ABD aynayı kendisine tutsun


ABD Başkanı George W. Bush geçen hafta BM Genel Kurulu'nda yaptığı konuşmada, birçok ülkenin eğilimlerini değerlendirdi. Bush Birmanya'nın yanı sıra, Suriye, İran, Kuzey Kore, Küba, Venezüella, Beyaz Rusya ve Zimbabve'nin adını andı. Bu ülkeler ya teröristti ya dünya barışı için tehlike oluşturuyordu, ya demokratik sistemi lekeliyordu ya da kendilerini Amerikan bakış açısına göre 'haddini bilmez devletler' kılan başka vasıflarla niteleniyordu.
Böylesine delice bir sınıflandırma içinde Bush, bu ülkeleri Amerikan öfkesine 'layık' kılan gerçek sebeplere değinmekten kaçınıyor. Suriye'ye kızılıyor çünkü bu ülke İsrail'in komşusu ve Mısır'la Ürdün'ün aksine İsrail'i tanımıyor. Lübnan da Yahudi devletini kızdırıyor. Bu durum da, Lübnan'ı İsrail'i tanımaktan alıkoyması açısından Şam'a yönelik Amerikan öfkesini artıran bir diğer neden. Bunun yanı sıra, İsrail'e karşı değişmez bir stratejik tavır alan İran şu iki noktada 'yanlış' yaptı: Lübnan direnişi İsrail'e karşı Hizbullah'a destek verdi ve nükleer güce sahip olmaya yönelik çabasını inatla sürdürüyor.
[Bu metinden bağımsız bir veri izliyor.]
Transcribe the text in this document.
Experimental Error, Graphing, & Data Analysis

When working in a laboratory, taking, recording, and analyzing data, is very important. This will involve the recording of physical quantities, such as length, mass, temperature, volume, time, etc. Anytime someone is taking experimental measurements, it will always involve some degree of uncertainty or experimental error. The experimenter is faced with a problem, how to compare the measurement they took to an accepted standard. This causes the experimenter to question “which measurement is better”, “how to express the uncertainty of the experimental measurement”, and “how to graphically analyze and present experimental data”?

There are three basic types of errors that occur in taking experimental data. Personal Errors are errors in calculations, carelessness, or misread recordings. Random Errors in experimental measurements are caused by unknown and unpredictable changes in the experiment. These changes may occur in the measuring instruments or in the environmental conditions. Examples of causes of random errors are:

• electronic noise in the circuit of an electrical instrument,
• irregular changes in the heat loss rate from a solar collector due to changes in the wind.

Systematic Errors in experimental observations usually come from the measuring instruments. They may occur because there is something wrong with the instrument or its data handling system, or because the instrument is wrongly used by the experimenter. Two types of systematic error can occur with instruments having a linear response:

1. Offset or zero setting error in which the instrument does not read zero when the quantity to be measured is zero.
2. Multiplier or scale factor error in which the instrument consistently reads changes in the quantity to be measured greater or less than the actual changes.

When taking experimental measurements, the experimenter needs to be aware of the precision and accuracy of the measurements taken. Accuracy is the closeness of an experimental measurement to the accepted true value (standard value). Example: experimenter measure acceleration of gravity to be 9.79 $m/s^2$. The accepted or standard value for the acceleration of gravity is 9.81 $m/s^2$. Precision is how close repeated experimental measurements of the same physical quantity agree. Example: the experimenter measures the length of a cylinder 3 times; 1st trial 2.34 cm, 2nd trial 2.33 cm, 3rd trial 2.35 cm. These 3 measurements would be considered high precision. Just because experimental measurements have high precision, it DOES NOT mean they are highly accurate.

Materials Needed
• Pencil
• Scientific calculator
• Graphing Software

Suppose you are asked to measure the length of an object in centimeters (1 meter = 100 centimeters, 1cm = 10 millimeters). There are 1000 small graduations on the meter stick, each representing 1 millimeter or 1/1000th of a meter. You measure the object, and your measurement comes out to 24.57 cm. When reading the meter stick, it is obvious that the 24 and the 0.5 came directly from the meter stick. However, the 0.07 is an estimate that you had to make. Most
Bu durum Ortadoğu bölgesindeki İsrail'i, nükleer tekeline son vermekle tehdit edebilir!


Küba, Venezüella, Kuzey Kore ve Beyaz Rusya'ysa, devlet kontrolü altında sosyalist ekonomik bir yöntem yapılandırıyor.
Bu durum, yabancı şirketlerin ulusal ekonomiyi yağmalamasına imkân vermiyor. Özellikle de başarısı artan Küba ve Venezüella deneyimleri, diğer Latin Amerika ülkelerinde örnek alınacak bir model oluşturabilir. Bu modelden ilham almayı kararlaştıran Bolivya, Nikaragua ve Ekvador'da iktidara son olarak radikal isimler geldi.
ABD'nin Güney Afrika'daki diğer 'düşman' ülkeler safına geçmesinden korktuğu son örnek Zimbabve. Zimbabve Devlet Başkanı Robert Mugabe ülkedeki beyaz azınlığın arazilerini yerli nüfusa devredilmesi amacıyla devletleştirdi.
Meşru olmayan Amerikan yönlendirmeleri nedeniyle dünya çapında gerginlikler artıyor. Bu yönlendirmeler, değişmez ve yüce bir ilkeden değil, saldırgan eğilime ve çifte standarda dayalı bir tutuma sahip değerlendirmelerden kaynaklanıyor.